Which is better, concerning the implementation of the database for any web application: a lean and incredibly small database with just the bare information, on the sides having a application that "recalculates" all of the secondary information, when needed, according to individuals fundamental ones, OR, a database full of all individuals secondary information already formerly calculated, but possibly outdated?

Clearly, there's a trade-of there and i believe that anybody would state that the very best response to this is: "is dependent" or "is really a mix between your two". But I am not really to comfortable or experienced enough to reason alone relating to this subject. Could someone share some ideas?

Also, another different question: Should a database function as the "snapshot" of the particular instant or should a database accumulate all the details from previous time, permitting the retrace of the items happened? For example, let us state that I am modeling a Banking Account. Must I only keep your a person's balance tomorrow, or must i keep all of the a person's transactions, and from individuals transactions infer the total amount?

Any pointer about this type of stuff that's, in some way, more deep in database design?


My quick answer is always to store my way through the database. The price of storage is way less than the price of processing when speaking about very massive programs. On small-scale programs, the information could be much less, so storage would be a suitable solution.

Most RDMSes are very proficient at handling huge levels of data, then when you will find millions/billions of records, the information can nonetheless be removed relatively rapidly, which can not be stated about processing the information by hand every time.

If you opt to calculate data instead of store it, the processing time does not increase in the same rate as how big data does - the greater data ~ the greater customers.

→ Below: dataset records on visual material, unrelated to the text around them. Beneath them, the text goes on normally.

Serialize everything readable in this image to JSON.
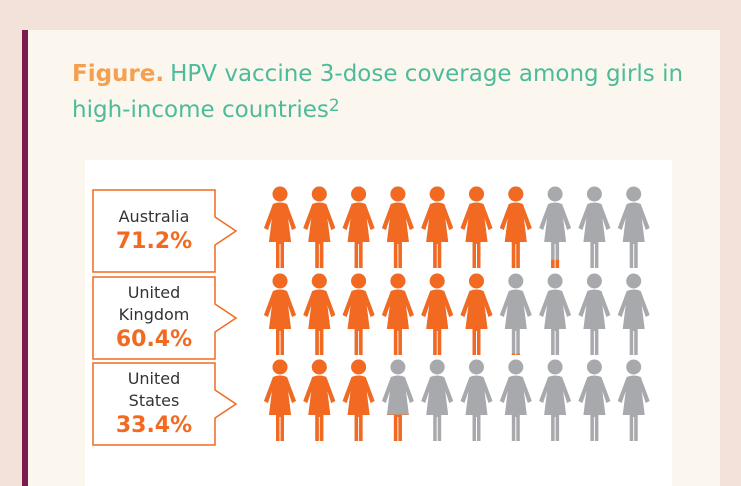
{
  "chart_data": {
    "type": "pictogram",
    "title_label": "Figure.",
    "title": "HPV vaccine 3-dose coverage among girls in high-income countries",
    "title_ref": "2",
    "categories": [
      "Australia",
      "United Kingdom",
      "United States"
    ],
    "values": [
      71.2,
      60.4,
      33.4
    ],
    "value_labels": [
      "71.2%",
      "60.4%",
      "33.4%"
    ],
    "ylim": [
      0,
      100
    ],
    "color": "#f26a21",
    "empty_color": "#a7a9ac"
  }
}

This could generally imply that processing occasions would multiply through the data's size and the amount of customers.

processing_time = data_size * num_users

To reply to your other question, It might be best practice introducing a "snapshot" of the particular moment only if data comes down to such unparalleled combination that processing time is going to be significant.

When calculating a large amount, for example bank balances, it might be sound practice to keep caused by any heavy information, together with their date stamp, towards the database. This could simply mean that they'll not require calculating again until it might be outdated.

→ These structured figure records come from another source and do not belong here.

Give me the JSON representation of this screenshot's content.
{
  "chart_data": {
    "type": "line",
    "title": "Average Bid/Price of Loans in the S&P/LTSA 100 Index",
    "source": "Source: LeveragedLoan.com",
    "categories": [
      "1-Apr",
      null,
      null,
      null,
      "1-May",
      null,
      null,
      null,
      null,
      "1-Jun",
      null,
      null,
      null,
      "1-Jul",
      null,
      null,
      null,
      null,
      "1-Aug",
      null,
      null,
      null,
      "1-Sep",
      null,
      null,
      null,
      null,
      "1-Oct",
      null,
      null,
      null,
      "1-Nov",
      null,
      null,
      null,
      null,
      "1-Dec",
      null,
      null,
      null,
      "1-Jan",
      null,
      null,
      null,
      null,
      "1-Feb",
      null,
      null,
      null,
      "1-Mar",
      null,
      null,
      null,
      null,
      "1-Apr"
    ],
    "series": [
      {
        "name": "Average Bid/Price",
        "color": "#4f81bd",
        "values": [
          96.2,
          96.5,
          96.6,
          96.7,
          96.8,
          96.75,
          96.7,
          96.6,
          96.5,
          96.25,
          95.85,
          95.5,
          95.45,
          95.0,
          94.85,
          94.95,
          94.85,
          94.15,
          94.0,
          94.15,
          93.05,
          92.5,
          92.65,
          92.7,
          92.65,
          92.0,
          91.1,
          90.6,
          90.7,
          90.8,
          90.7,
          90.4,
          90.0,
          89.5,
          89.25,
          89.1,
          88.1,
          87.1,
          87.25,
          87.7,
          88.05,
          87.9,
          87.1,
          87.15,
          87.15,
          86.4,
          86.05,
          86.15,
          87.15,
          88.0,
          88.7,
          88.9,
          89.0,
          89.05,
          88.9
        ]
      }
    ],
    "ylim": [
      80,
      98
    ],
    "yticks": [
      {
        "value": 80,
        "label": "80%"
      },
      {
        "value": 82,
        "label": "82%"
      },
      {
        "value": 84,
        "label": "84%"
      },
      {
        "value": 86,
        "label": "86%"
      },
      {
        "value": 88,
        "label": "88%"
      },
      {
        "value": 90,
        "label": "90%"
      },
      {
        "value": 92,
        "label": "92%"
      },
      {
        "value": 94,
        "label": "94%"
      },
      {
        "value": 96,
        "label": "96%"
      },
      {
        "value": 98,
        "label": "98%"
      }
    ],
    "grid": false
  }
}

I'd say begin just monitoring the information you'll need and carry out the information quickly, but through the design process and well in to the test/manufacture of the program bear in mind you will probably have to change to storing the pre-calculated values sooner or later. Design having the ability to proceed to that model when the need arises.

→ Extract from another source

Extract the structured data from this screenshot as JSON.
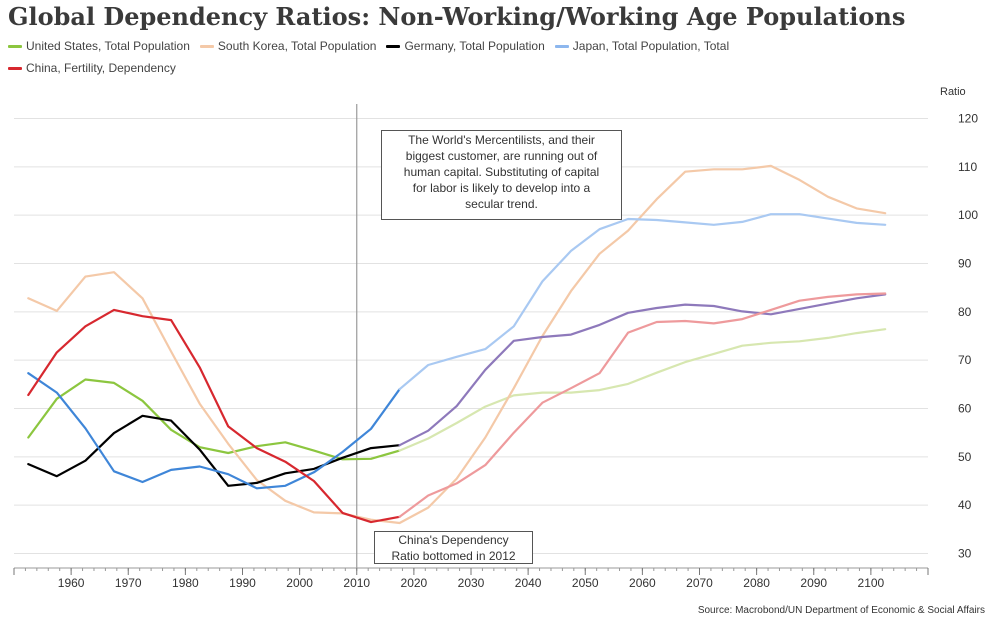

Adding the pre-calculated values is just one of individuals stuff that sounds good (because oftentimes it is good) but is probably not needed. Keep your design as easy as it must be. If performance becomes an problem in doing the information quickly, you'll be able to add fields towards the database to keep the information and operate a batch overnight to trap up and complete the legacy data.

For the banking metaphor, certainly store an entire record of transactions. Store data that's relevant. A database ought to be an outlet of information, past and offer. Audit trails, etc. The "current condition" may either be calculated quickly or it may be maintained inside a flat table and re-calculated throughout creates with other tables (triggers are great for your kind of factor) if performance demands it.

It is dependent :) Persisting derived data within the database could be helpful since it allows you to definitely implement constraints along with other logic against it. Therefore it may be indexed or else you may have the ability to place the information inside a view. Regardless, attempt to stay with Boyce-Codd / fifth Normal Form like a guide for the database design. Unlike that which you may sometimes hear, normalization does not mean you can't store derived data - it simply means data should not be based on nonkey characteristics within the same table.

Essentially any database is an eye on the known details at a certain point over time. Most databases include a while component plus some information is maintained whereas some isn't - needs should dictate this.